To find the electric field (E(x)), we'll need to calculate the derivative of the potential with respect to the position (x). The formula for this is: \[ E(x) = - \frac{dV(x)}{dx} \] So first, let's find the derivative of V(x): \[ V(x) = 5 + 4x^2 \] \[ \frac{dV(x)}{dx} = 8x \] Now, calculate the electric field (E(x)): \[ E(x) = - \frac{dV(x)}{dx} = -8x \]

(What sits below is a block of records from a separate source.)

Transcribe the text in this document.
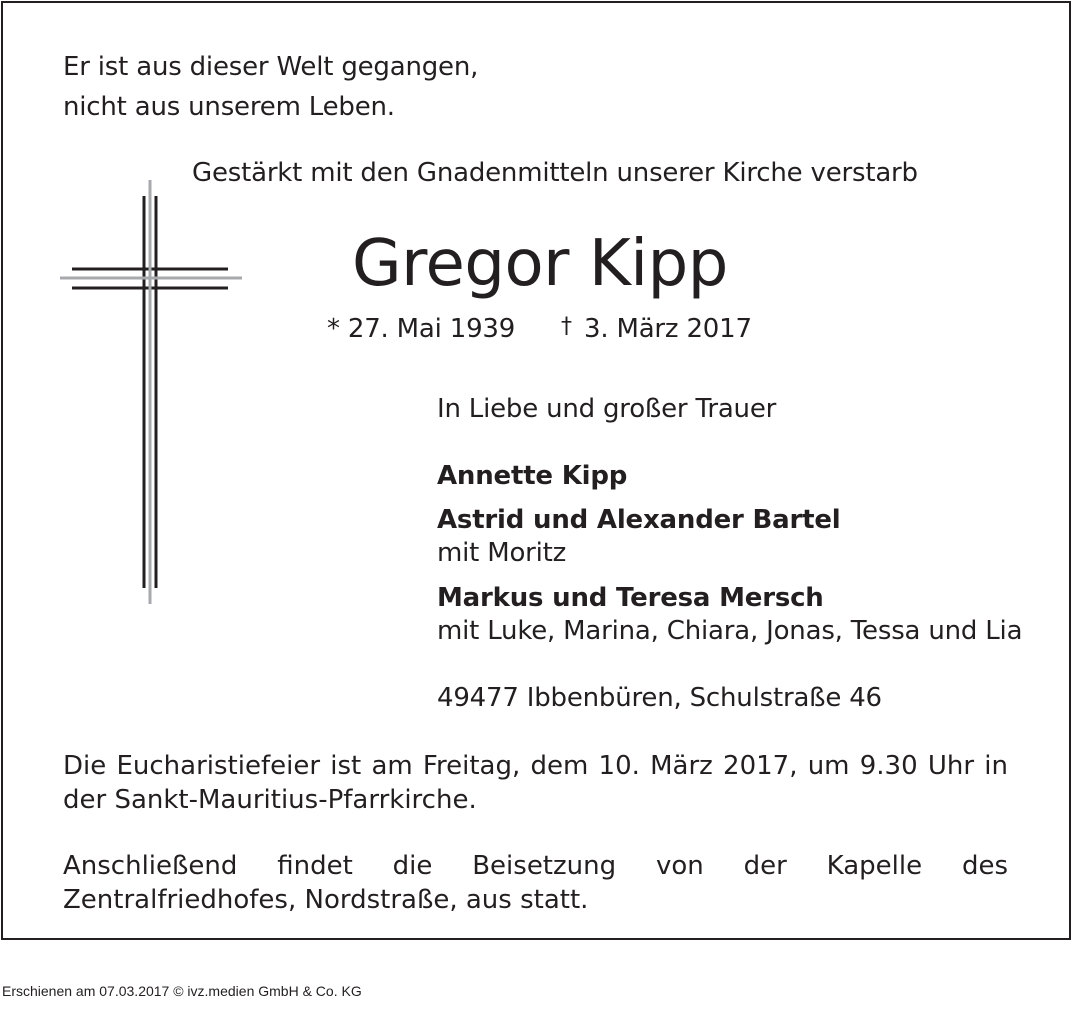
Er ist aus dieser Welt gegangen,
nicht aus unserem Leben.
Gestärkt mit den Gnadenmitteln unserer Kirche verstarb
Gregor Kipp
* 27. Mai 1939 † 3. März 2017
In Liebe und großer Trauer
Annette Kipp
Astrid und Alexander Bartel
mit Moritz
Markus und Teresa Mersch
mit Luke, Marina, Chiara, Jonas, Tessa und Lia
49477 Ibbenbüren, Schulstraße 46
Die Eucharistiefeier ist am Freitag, dem 10. März 2017, um 9.30 Uhr in der Sankt-Mauritius-Pfarrkirche.
Anschließend findet die Beisetzung von der Kapelle des Zentralfriedhofes, Nordstraße, aus statt.
Erschienen am 07.03.2017 © ivz.medien GmbH & Co. KG
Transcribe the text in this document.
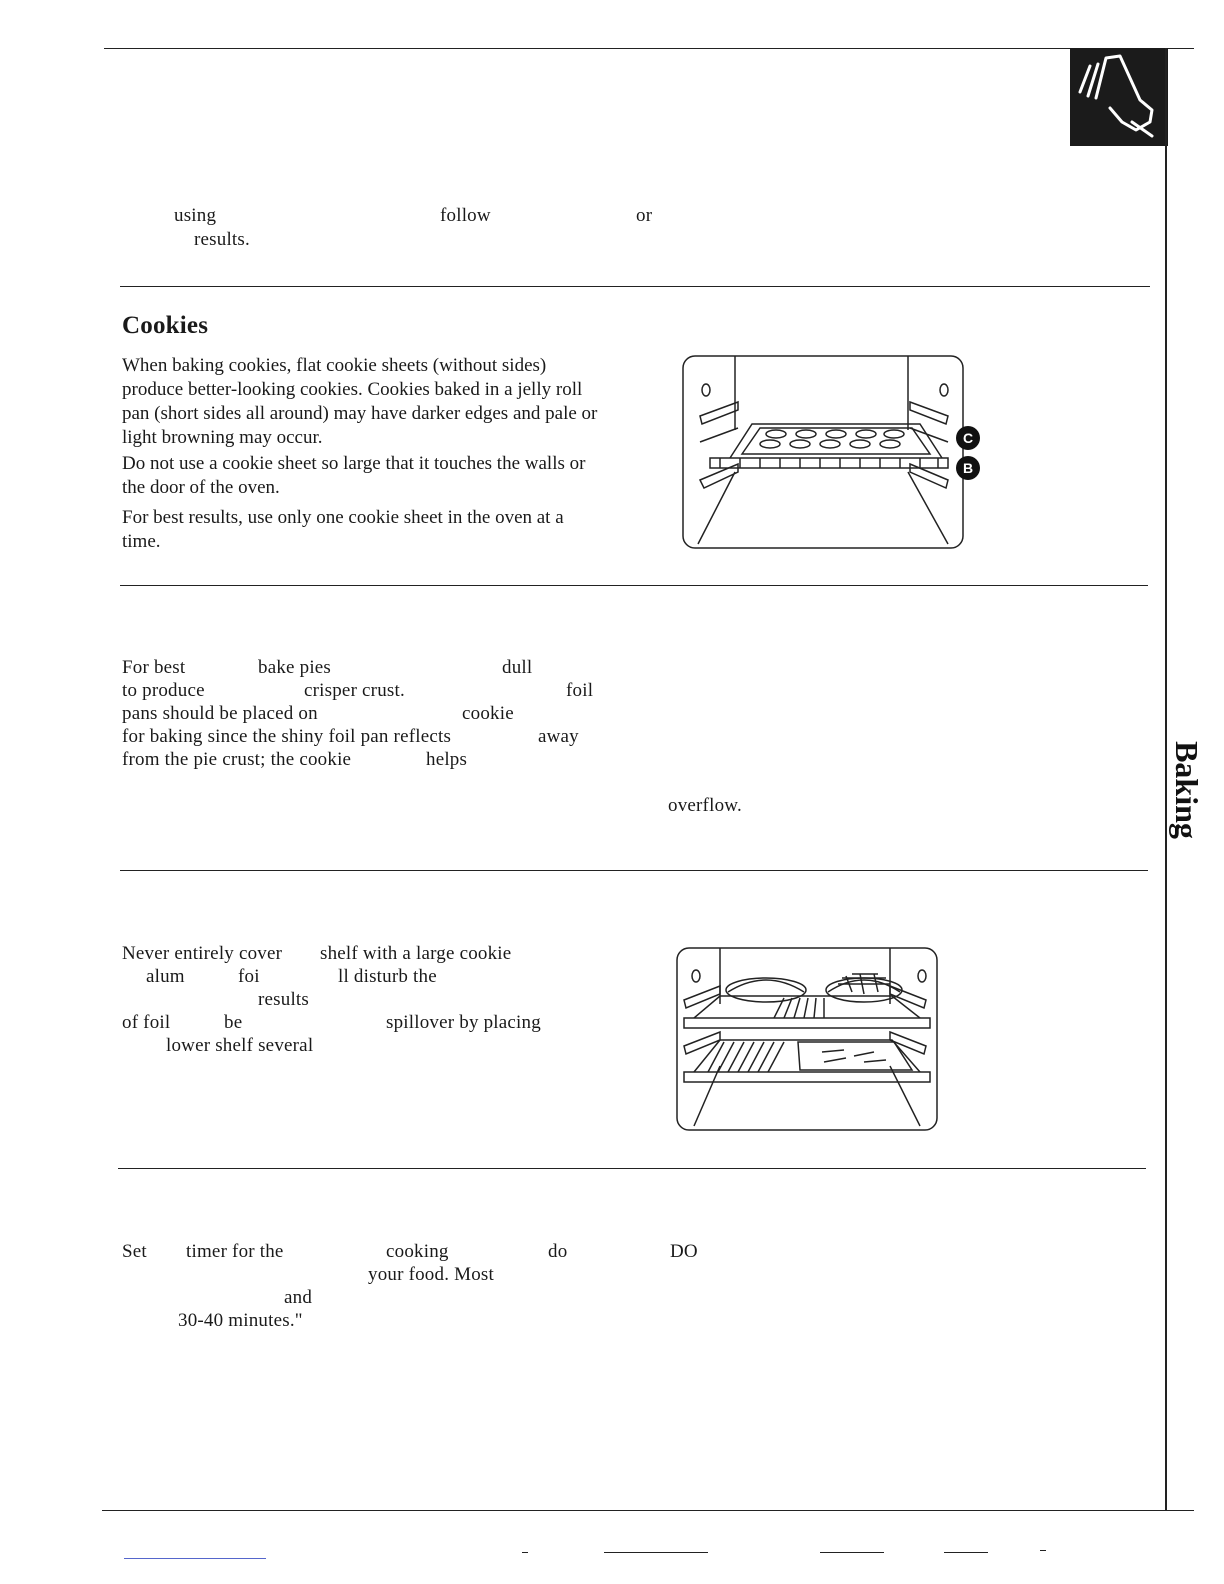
Baking
using	follow	or
results.
Cookies

When baking cookies, flat cookie sheets (without sides) produce better-looking cookies. Cookies baked in a jelly roll pan (short sides all around) may have darker edges and pale or light browning may occur.

Do not use a cookie sheet so large that it touches the walls or the door of the oven.

For best results, use only one cookie sheet in the oven at a time.

C
B
For best	bake pies	dull
to produce	crisper crust.	foil
pans should be placed on	cookie
for baking since the shiny foil pan reflects	away
from the pie crust; the cookie	helps
overflow.
Never entirely cover shelf with a large cookie
alum	foi	ll disturb the
results
of foil	be	spillover by placing
lower shelf several
Set timer for the	cooking	do	DO
your food. Most
and
30-40 minutes."
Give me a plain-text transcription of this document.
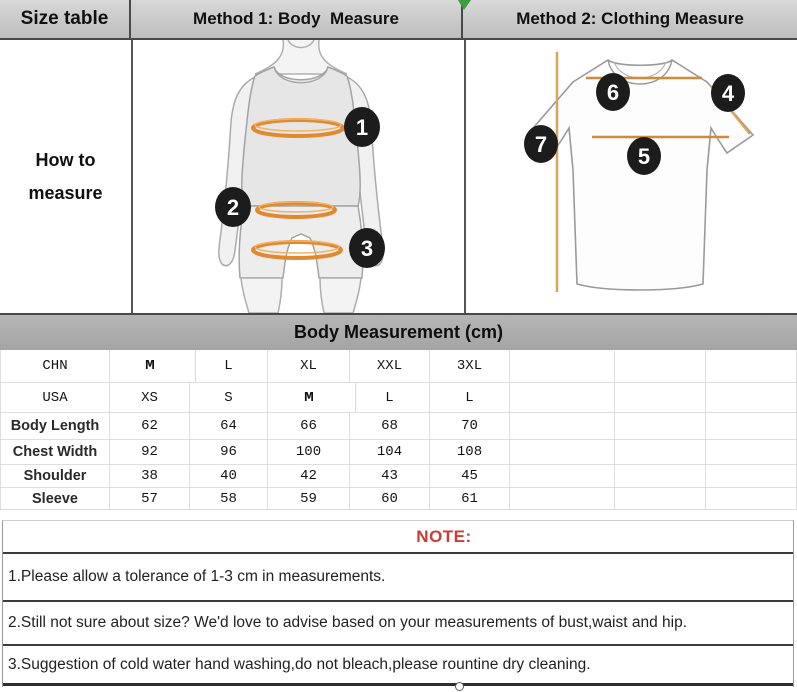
Size table	Method 1: Body  Measure	Method 2: Clothing Measure
How to
measure
1
2
3
6	4
5
7
Body Measurement (cm)
CHN	M	L	XL	XXL	3XL
USA	XS	S	M	L	L
Body Length	62	64	66	68	70
Chest Width	92	96	100	104	108
Shoulder	38	40	42	43	45
Sleeve	57	58	59	60	61
NOTE:
1.Please allow a tolerance of 1-3 cm in measurements.
2.Still not sure about size? We'd love to advise based on your measurements of bust,waist and hip.
3.Suggestion of cold water hand washing,do not bleach,please rountine dry cleaning.
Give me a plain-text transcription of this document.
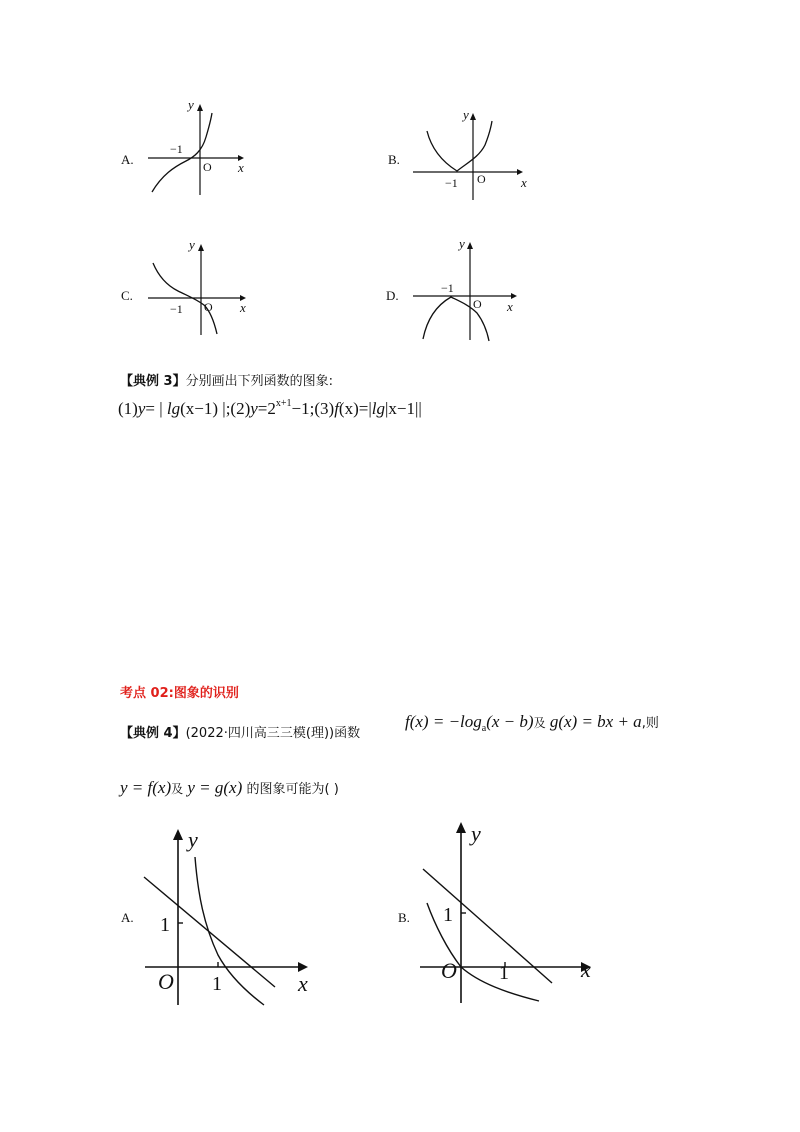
A.
x
y
O
−1
B.
x
y
O
−1
C.
x
y
O
−1
D.
x
y
O
−1
【典例 3】分别画出下列函数的图象:
(1)y= | lg(x−1) $|;(2)y=2^{x+1}-1;(3)f(x)=|\lg|x-1||$
考点 02:图象的识别
【典例 4】(2022·四川高三三模(理))函数
$f(x) = -\log_a(x - b)$及 g(x) = bx + a,则
y = f(x)及 y = g(x) 的图象可能为( )
A.
x
y
O 1
1	B.
x
y
O 1
1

Now that we have the electric field as a function of position, we can find the electric field at the specific location (x = 0.5m) where the charge is located. \[ E(0.5) = -8(0.5) = -4 \, V/m \]

Finally, we can find the force experienced by the negative charge using the formula F = qE, where F is the force, q is the charge (2 x 10^{-6} C), and E is the electric field at the location of the charge. \[ F = qE = (2 \times 10^{-6} \, C)(-4 \, V/m) \] The negative sign indicates the force is in the opposite direction of the electric field. Since we only need the magnitude of the force, we can ignore the negative sign: \[ F = - (2 \times 10^{-6} \, C)(-4 \, V/m) = 8 \times 10^{-6} \, N \] So the force experienced by the negative charge at x = 0.5m is \(8 \times 10^{-6} N\), which corresponds to option (D).